1. Figure 1 and Figure 2 are absent.
2. It would benefit the readers if the authors incorporated a table that provides a concise overview of the neoantigens resulting from cancer-associated mutations, as well as a table summarizing the details of both clinical and preclinical studies.
3. A typo is present on line 338, "ththese".
Author Response
August 25, 2023
Dear reviewer,
Thank you for providing valuable comments for our manuscript entitled“Epidermal growth factor receptor-targeted neoantigen peptide vaccination for the treatment of non-small cell lung cancer”(Manuscript submission ID: vaccines-2557263). We have addressed the comments point by point below:
Reviewer #3
In this manuscript, the authors review the molecular functions of the epidermal growth factor receptor (EGFR), as well as the mutations observed in EGFR in non-small cell lung cancer and glioblastoma. Furthermore, the authors delve into the studies investigating immune responses elicited by neoantigens arising from EGFR mutations. The manuscript also describes both preclinical and clinical studies involving the utilization of neoantigen peptides for cancer vaccination. Overall, this manuscript should be beneficial to readers who are interested in studying neoantigen vaccination for cancer treatment.

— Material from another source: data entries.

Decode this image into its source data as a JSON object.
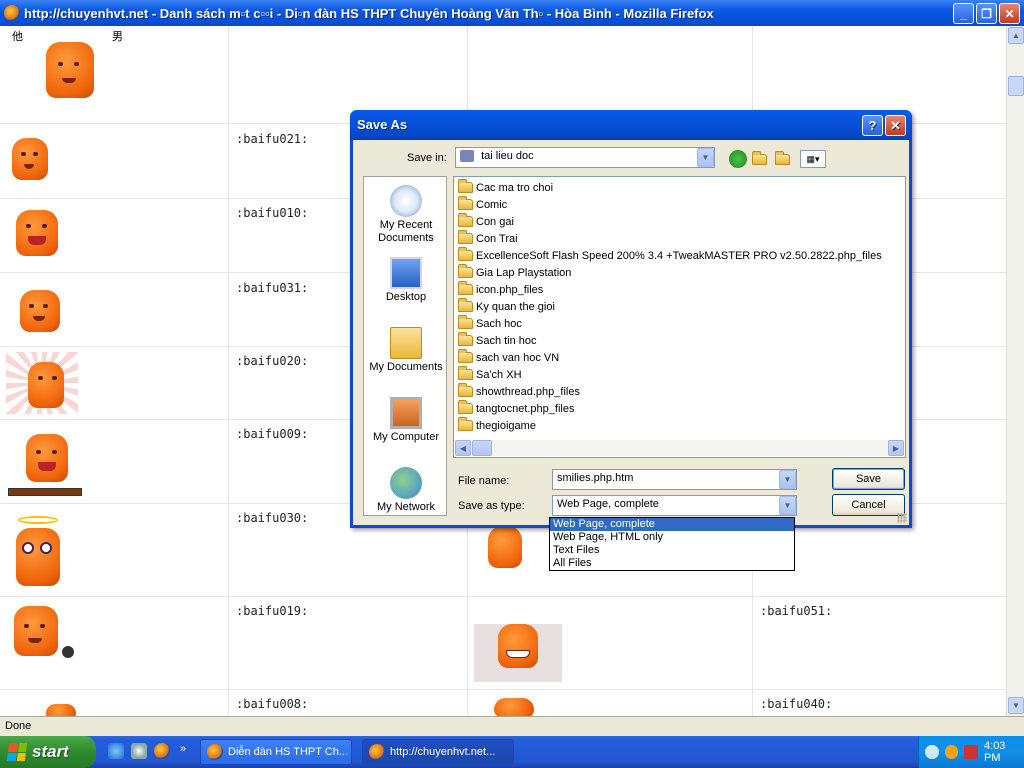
{
  "window": {
    "title": "http://chuyenhvt.net - Danh sách mặt cười - Diễn đàn HS THPT Chuyên Hoàng Văn Thụ - Hòa Bình - Mozilla Firefox",
    "title_display": "http://chuyenhvt.net - Danh sách m▫t c▫▫i - Di▫n đàn HS THPT Chuyên Hoàng Văn Th▫ - Hòa Bình - Mozilla Firefox"
  },
  "page": {
    "smiley_codes": [
      ":baifu021:",
      ":baifu010:",
      ":baifu031:",
      ":baifu020:",
      ":baifu009:",
      ":baifu030:",
      ":baifu019:",
      ":baifu008:"
    ],
    "right_codes": [
      ":baifu051:",
      ":baifu040:"
    ],
    "top_sign_left": "他",
    "top_sign_right": "男"
  },
  "dialog": {
    "title": "Save As",
    "help_label": "?",
    "close_label": "✕",
    "save_in_label": "Save in:",
    "save_in_value": "tai lieu doc",
    "places": [
      "My Recent Documents",
      "Desktop",
      "My Documents",
      "My Computer",
      "My Network"
    ],
    "folders": [
      "Cac ma tro choi",
      "Comic",
      "Con gai",
      "Con Trai",
      "ExcellenceSoft Flash Speed 200% 3.4 +TweakMASTER PRO v2.50.2822.php_files",
      "Gia Lap Playstation",
      "icon.php_files",
      "Ky quan the gioi",
      "Sach hoc",
      "Sach tin hoc",
      "sach van hoc VN",
      "Sa'ch XH",
      "showthread.php_files",
      "tangtocnet.php_files",
      "thegioigame"
    ],
    "file_name_label": "File name:",
    "file_name_value": "smilies.php.htm",
    "save_as_type_label": "Save as type:",
    "save_as_type_value": "Web Page, complete",
    "type_options": [
      "Web Page, complete",
      "Web Page, HTML only",
      "Text Files",
      "All Files"
    ],
    "save_button": "Save",
    "cancel_button": "Cancel"
  },
  "statusbar": {
    "text": "Done"
  },
  "taskbar": {
    "start_label": "start",
    "windows": [
      "Diễn đàn HS THPT Ch...",
      "http://chuyenhvt.net..."
    ],
    "clock": "4:03 PM"
  },
  "colors": {
    "titlebar_blue": "#0a58e4",
    "dialog_face": "#ece9d8",
    "selection": "#316ac5",
    "smiley_orange": "#f0640a"
  }
}
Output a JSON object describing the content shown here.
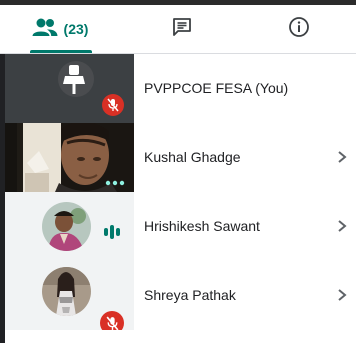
{
  "tabs": {
    "people_count": "(23)",
    "accent_color": "#00796b",
    "items": [
      {
        "id": "people",
        "icon": "people-icon",
        "active": true
      },
      {
        "id": "chat",
        "icon": "chat-icon",
        "active": false
      },
      {
        "id": "info",
        "icon": "info-icon",
        "active": false
      }
    ]
  },
  "participants": [
    {
      "name": "PVPPCOE FESA (You)",
      "tile": "generic-avatar",
      "mic_muted": true,
      "has_chevron": false
    },
    {
      "name": "Kushal Ghadge",
      "tile": "video",
      "mic_muted": false,
      "has_more_dots": true,
      "has_chevron": true
    },
    {
      "name": "Hrishikesh Sawant",
      "tile": "photo-avatar",
      "mic_muted": false,
      "speaking": true,
      "has_chevron": true
    },
    {
      "name": "Shreya Pathak",
      "tile": "photo-avatar",
      "mic_muted": true,
      "has_chevron": true
    }
  ],
  "colors": {
    "mic_off": "#d93025",
    "speaking": "#00796b"
  }
}
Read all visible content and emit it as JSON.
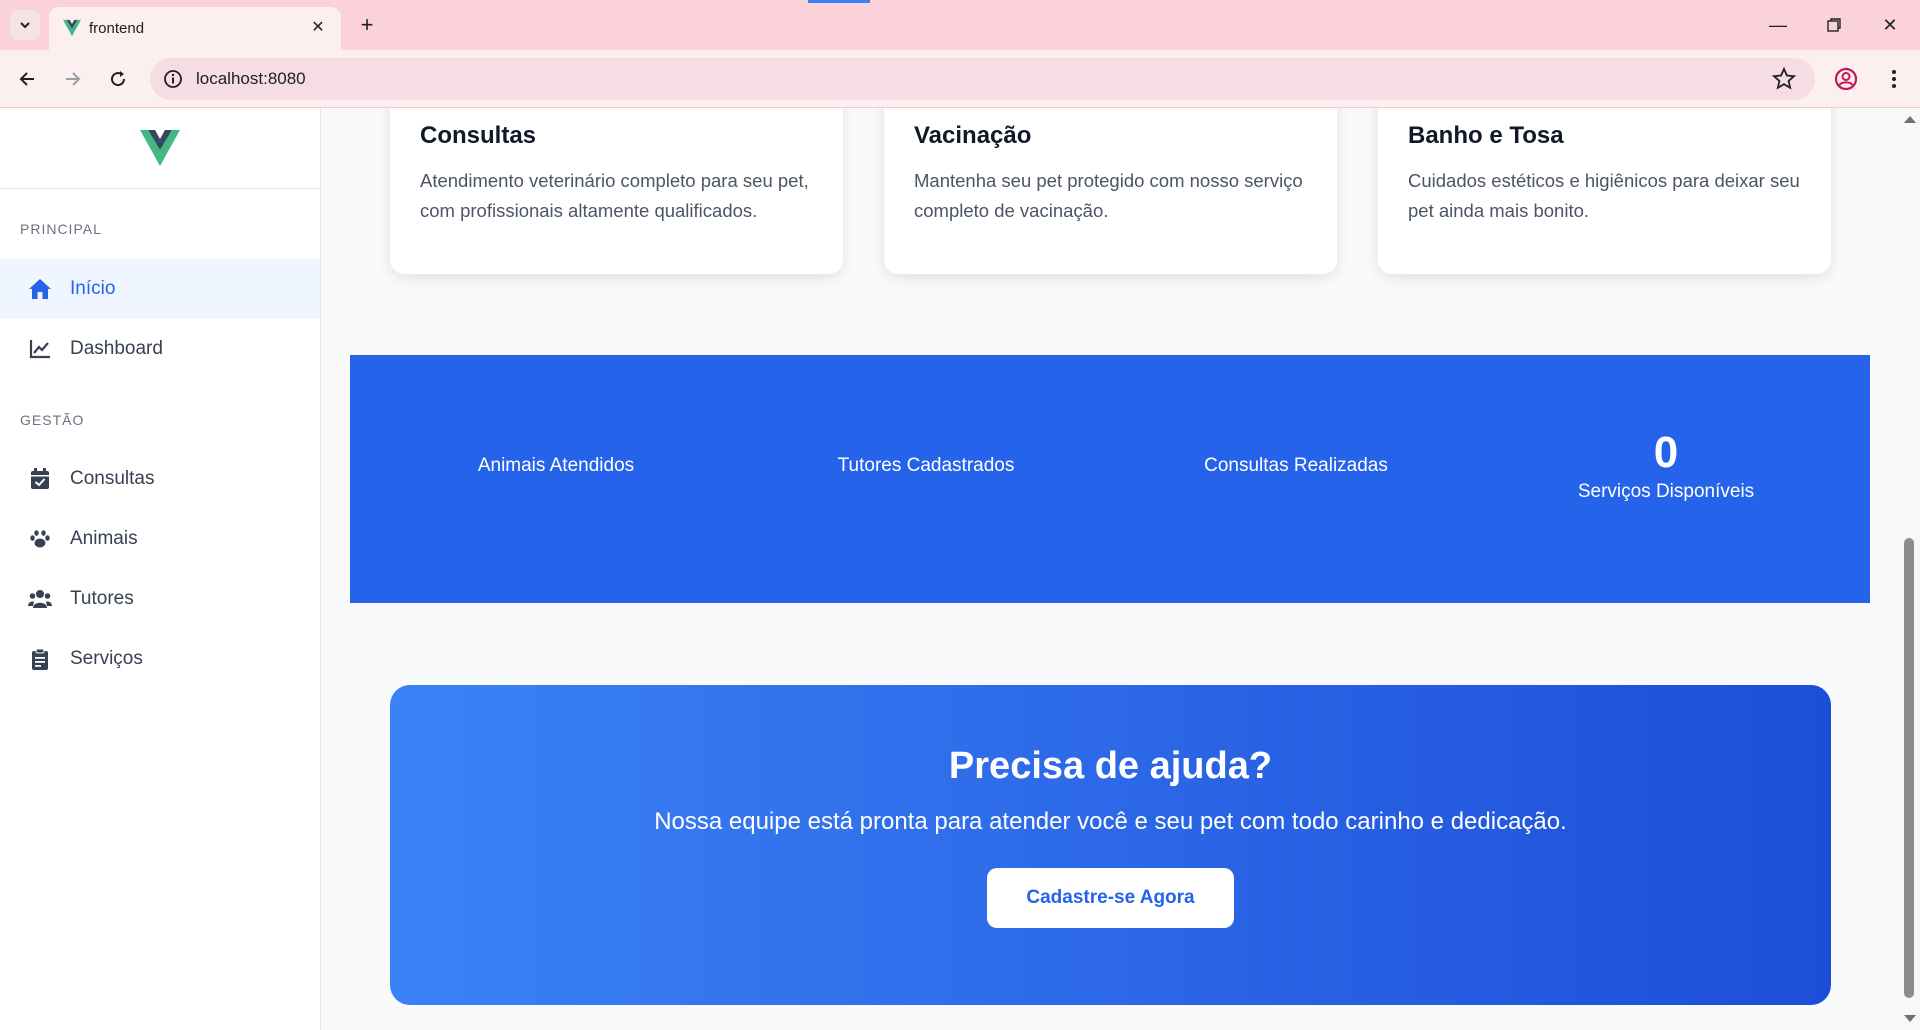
{
  "browser": {
    "tab_title": "frontend",
    "url": "localhost:8080"
  },
  "sidebar": {
    "sections": [
      {
        "title": "PRINCIPAL"
      },
      {
        "title": "GESTÃO"
      }
    ],
    "items": [
      {
        "label": "Início",
        "icon": "home-icon",
        "active": true
      },
      {
        "label": "Dashboard",
        "icon": "chart-line-icon"
      },
      {
        "label": "Consultas",
        "icon": "calendar-check-icon"
      },
      {
        "label": "Animais",
        "icon": "paw-icon"
      },
      {
        "label": "Tutores",
        "icon": "users-icon"
      },
      {
        "label": "Serviços",
        "icon": "clipboard-list-icon"
      }
    ]
  },
  "services": [
    {
      "title": "Consultas",
      "description": "Atendimento veterinário completo para seu pet, com profissionais altamente qualificados."
    },
    {
      "title": "Vacinação",
      "description": "Mantenha seu pet protegido com nosso serviço completo de vacinação."
    },
    {
      "title": "Banho e Tosa",
      "description": "Cuidados estéticos e higiênicos para deixar seu pet ainda mais bonito."
    }
  ],
  "stats": [
    {
      "value": "",
      "label": "Animais Atendidos"
    },
    {
      "value": "",
      "label": "Tutores Cadastrados"
    },
    {
      "value": "",
      "label": "Consultas Realizadas"
    },
    {
      "value": "0",
      "label": "Serviços Disponíveis"
    }
  ],
  "cta": {
    "title": "Precisa de ajuda?",
    "text": "Nossa equipe está pronta para atender você e seu pet com todo carinho e dedicação.",
    "button": "Cadastre-se Agora"
  },
  "colors": {
    "primary": "#2563eb",
    "vue_green": "#42b883",
    "vue_dark": "#35495e"
  }
}
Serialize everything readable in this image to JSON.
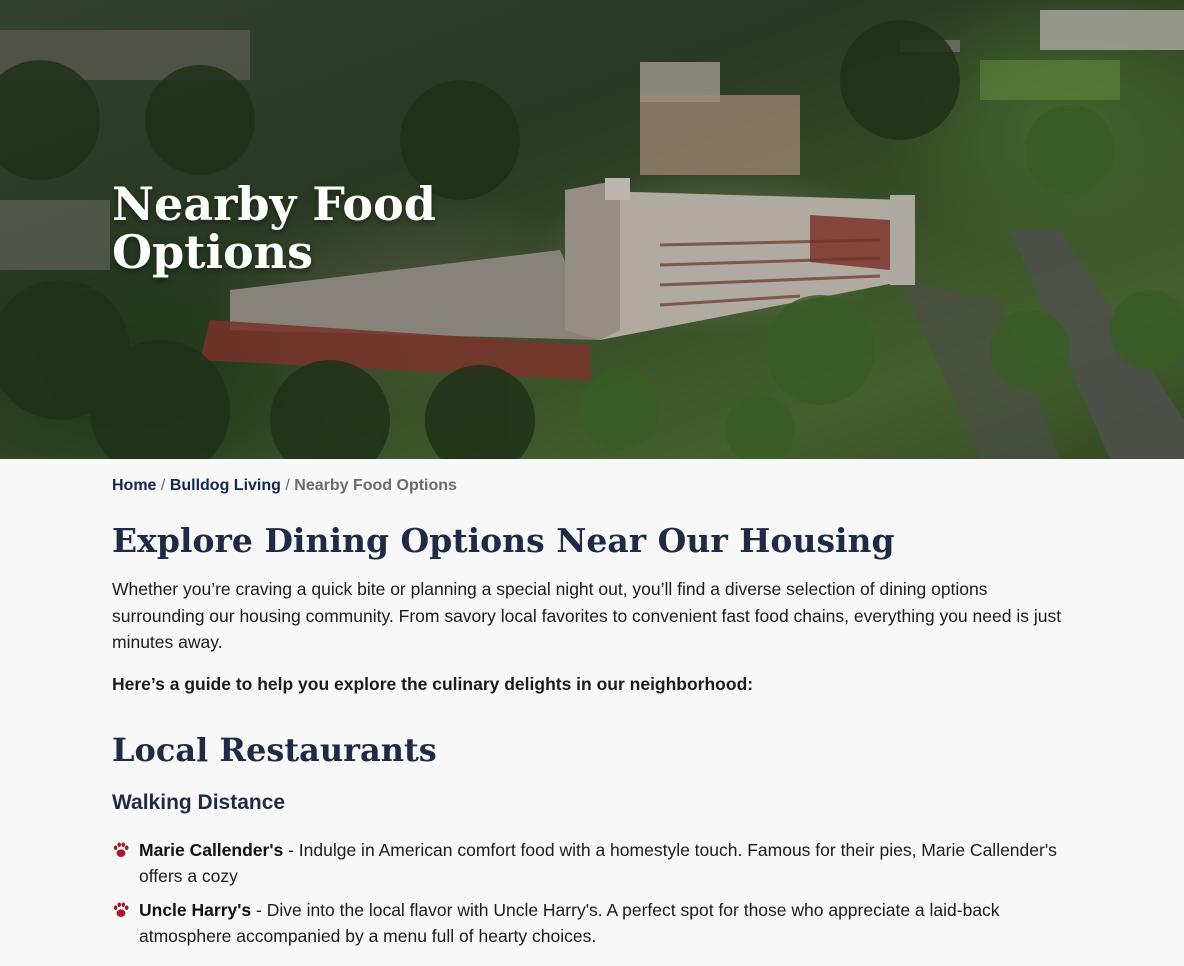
{
  "hero": {
    "title": "Nearby Food Options"
  },
  "breadcrumb": {
    "home": "Home",
    "sep1": "/",
    "parent": "Bulldog Living",
    "sep2": "/",
    "current": "Nearby Food Options"
  },
  "main": {
    "heading": "Explore Dining Options Near Our Housing",
    "intro": "Whether you’re craving a quick bite or planning a special night out, you’ll find a diverse selection of dining options surrounding our housing community. From savory local favorites to convenient fast food chains, everything you need is just minutes away.",
    "guide": "Here’s a guide to help you explore the culinary delights in our neighborhood:",
    "section_heading": "Local Restaurants",
    "sub_heading": "Walking Distance",
    "restaurants": [
      {
        "name": "Marie Callender's",
        "description": " - Indulge in American comfort food with a homestyle touch. Famous for their pies, Marie Callender's offers a cozy"
      },
      {
        "name": "Uncle Harry's",
        "description": " - Dive into the local flavor with Uncle Harry's. A perfect spot for those who appreciate a laid-back atmosphere accompanied by a menu full of hearty choices."
      }
    ]
  },
  "colors": {
    "navy": "#13284c",
    "heading": "#1f2a44",
    "paw": "#a6192e",
    "background": "#f8f8f8"
  },
  "icons": {
    "list_bullet": "paw-icon"
  }
}
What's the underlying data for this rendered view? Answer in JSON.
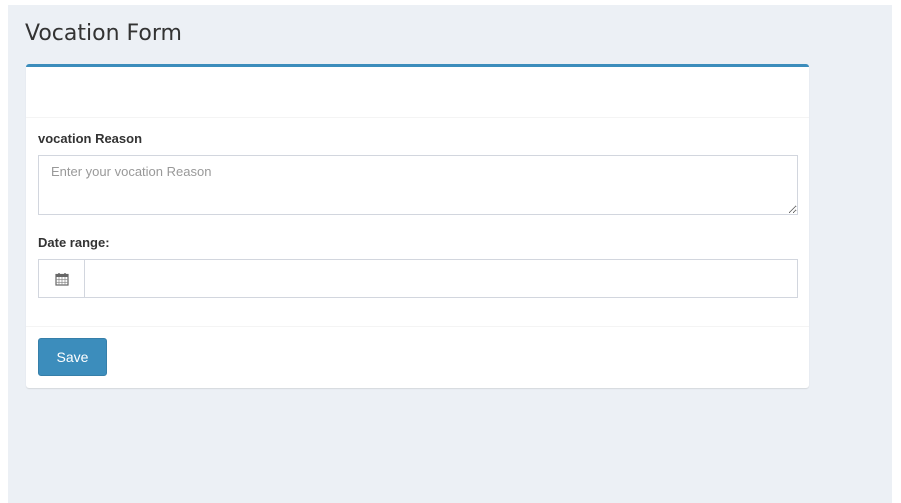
{
  "page": {
    "title": "Vocation Form"
  },
  "form": {
    "reason_label": "vocation Reason",
    "reason_placeholder": "Enter your vocation Reason",
    "reason_value": "",
    "date_label": "Date range:",
    "date_value": "",
    "date_icon": "calendar-icon",
    "save_label": "Save"
  },
  "colors": {
    "background": "#ecf0f5",
    "accent": "#3c8dbc",
    "panel": "#ffffff"
  }
}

Comments and suggestions are provided below.
- Figure 1 and Figure 2 are absent.
Response: We have now upload the figures again, please let us know if the reviewer can see them.
- It would benefit the readers if the authors incorporated a table that provides a concise overview of the neoantigens resulting from cancer-associated mutations, as well as a table summarizing the details of both clinical and preclinical studies.
Response: We thank the reviewer’s comments, to address the comment, a table that provided a concise list of the neoantigens resulting from cancer-associated EGFR mutations and their related pre-clinical and clinical studies have added to the end of the manuscript, named as Table 1.
- A typo is present on line 338, "ththese".
Response: The typo presents on line 338 was corrected.
Round 2
Reviewer 3 Report
This reviewer has no further questions.